MEMUR-SEN’İN TALEPLERİ

Yetkili konfederasyon olarak masaya oturacak olan Memur-Sen, 2020 yılı için 1 Ocak’tan geçerli olmak üzere yüzde 3 refah payı ve taban aylığa 200 TL seyyanen artış talep ediyor.

Birinci altı ayda yüzde 8, ikinci altı ayda yüzde 7 zam talep eden Memur-Sen’in masaya taşıdığı diğer talapler, yine sözleşmeli personel çalışmasına son verilmesi, gelir vergisinde yıl boyu yüzde 15 sabit oran uygulanması ya da yüzde 15’i aşan kısmın kamu işvereni tarafından karşılanması, kreş hizmeti sunulması ya da 754 TL kreş yardımı yapılması.

Bu taleplerin kamu emekçilerinin kayıplarını karşılamaktan uzak kaldığı eleştirilerinin hedefi olan Memur-Sen’in Genel Başkanı Ali Yalçın, toplantıda yaptığı konuşmada tekliflerinin mali olarak rasyonel, özgürlük ve haklar anlamıyla da reformist olduğunu dile getirerek, olumlu yanıt beklediklerini ifade etti.

Görüşmede söz alan KESK Genel Sekreteri Ramazan Gürbüz ise, “Demokrasi dediğimiz şey ekmek gibi hava gibidir. Fakat bugün kamu emekçileri TİS taleplerini muhatap bakanlık olan Çalışma Bakanlığı önünde kamuoyuna paylaşmak istedikleri için yöneticilerimiz şu anda gözaltında. Bir ülkede düşünün ki çalışanlar taleplerini Çalışma Bakanlığı önünde dillendiremeyecekler. Konfederasyon yöneticileri gözaltına alınacak. Kesinlikle kabul edilemez. Biz sendikal anlamda farklı düşünebiliriz.

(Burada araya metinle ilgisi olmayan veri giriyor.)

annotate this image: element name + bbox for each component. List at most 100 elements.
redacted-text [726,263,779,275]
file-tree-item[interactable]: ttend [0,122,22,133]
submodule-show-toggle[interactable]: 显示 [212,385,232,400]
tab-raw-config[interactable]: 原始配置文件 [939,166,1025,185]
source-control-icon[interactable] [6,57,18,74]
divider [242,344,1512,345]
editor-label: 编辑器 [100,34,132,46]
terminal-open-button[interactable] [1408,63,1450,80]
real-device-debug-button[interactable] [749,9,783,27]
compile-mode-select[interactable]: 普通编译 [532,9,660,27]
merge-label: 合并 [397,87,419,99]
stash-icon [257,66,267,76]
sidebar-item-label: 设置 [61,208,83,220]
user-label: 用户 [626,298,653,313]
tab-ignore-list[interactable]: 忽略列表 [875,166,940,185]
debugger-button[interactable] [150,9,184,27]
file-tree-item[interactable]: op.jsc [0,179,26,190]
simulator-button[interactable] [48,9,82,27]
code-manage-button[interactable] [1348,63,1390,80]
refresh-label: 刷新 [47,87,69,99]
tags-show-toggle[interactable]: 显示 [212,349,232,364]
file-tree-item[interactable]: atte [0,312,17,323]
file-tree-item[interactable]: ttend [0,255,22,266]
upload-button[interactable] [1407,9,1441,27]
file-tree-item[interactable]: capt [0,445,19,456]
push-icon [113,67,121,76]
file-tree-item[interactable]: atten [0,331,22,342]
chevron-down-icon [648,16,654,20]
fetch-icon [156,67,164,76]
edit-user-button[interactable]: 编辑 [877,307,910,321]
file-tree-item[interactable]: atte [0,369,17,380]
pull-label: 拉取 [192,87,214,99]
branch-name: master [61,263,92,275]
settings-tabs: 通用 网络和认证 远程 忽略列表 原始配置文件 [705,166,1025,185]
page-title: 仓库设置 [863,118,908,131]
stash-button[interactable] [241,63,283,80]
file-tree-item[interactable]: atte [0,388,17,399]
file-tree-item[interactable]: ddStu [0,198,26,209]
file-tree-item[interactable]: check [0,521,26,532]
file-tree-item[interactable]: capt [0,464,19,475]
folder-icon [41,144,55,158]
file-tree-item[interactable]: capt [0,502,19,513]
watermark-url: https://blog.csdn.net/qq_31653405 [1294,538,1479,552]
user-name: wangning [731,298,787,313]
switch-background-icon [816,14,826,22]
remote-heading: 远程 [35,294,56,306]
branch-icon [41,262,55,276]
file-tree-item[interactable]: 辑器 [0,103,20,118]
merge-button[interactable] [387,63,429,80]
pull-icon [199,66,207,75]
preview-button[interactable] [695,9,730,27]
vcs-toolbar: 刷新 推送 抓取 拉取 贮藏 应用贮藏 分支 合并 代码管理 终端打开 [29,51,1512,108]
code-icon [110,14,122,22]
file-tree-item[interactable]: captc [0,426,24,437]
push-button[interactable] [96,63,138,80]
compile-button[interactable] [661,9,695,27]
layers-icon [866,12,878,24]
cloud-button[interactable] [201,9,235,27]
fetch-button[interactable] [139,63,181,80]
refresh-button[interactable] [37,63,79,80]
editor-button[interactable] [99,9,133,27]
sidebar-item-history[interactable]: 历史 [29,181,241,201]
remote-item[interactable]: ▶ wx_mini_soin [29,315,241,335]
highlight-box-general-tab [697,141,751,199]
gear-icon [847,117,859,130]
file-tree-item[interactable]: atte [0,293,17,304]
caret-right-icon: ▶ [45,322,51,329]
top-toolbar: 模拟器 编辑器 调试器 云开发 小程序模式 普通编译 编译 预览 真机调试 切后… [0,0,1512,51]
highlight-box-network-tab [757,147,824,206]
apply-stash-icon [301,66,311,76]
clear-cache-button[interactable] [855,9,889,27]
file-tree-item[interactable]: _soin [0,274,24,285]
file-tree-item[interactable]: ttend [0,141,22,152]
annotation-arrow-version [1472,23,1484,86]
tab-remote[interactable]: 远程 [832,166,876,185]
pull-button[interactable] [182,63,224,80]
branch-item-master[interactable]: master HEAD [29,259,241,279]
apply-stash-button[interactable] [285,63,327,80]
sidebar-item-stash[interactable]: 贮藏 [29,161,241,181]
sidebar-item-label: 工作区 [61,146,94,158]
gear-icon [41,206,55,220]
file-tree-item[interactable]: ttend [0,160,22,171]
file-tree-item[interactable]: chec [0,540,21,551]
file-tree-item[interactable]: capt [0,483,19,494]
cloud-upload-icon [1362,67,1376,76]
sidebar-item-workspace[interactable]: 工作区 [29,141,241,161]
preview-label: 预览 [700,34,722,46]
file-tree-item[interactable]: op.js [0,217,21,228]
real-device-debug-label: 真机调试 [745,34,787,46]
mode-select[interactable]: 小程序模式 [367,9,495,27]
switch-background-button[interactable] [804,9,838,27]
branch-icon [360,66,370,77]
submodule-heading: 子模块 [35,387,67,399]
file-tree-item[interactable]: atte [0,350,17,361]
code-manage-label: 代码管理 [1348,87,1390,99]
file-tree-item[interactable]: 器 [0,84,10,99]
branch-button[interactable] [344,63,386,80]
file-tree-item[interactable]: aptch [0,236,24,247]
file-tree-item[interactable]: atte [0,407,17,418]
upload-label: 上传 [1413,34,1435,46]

Fakat barışçıl her türlü eylem anayasa güvence altındadır” dedi.

“1 Ağustos Türkiye’de 3 milyon kamu emekçisi, 2 milyon emeklisi, 20 milyon nüfusun dörtte birini birebir ilgilendiren bir konuda, bu ülkenin ilk kurucu konfederasyonunu yetkilileri ve bağlı sendikaların yetkilileri başkente Bakanlığın önünde gözaltına alınıyorsa, demokratik anlamda bu ülkede geldiğimiz noktada ciddi sorunların olduğu açıktır”  diyen Gürbüz, kamu emekçileri olarak öncelikle bu ülkede insanca, onurluca yaşam talepleri olduğunu ifade etti.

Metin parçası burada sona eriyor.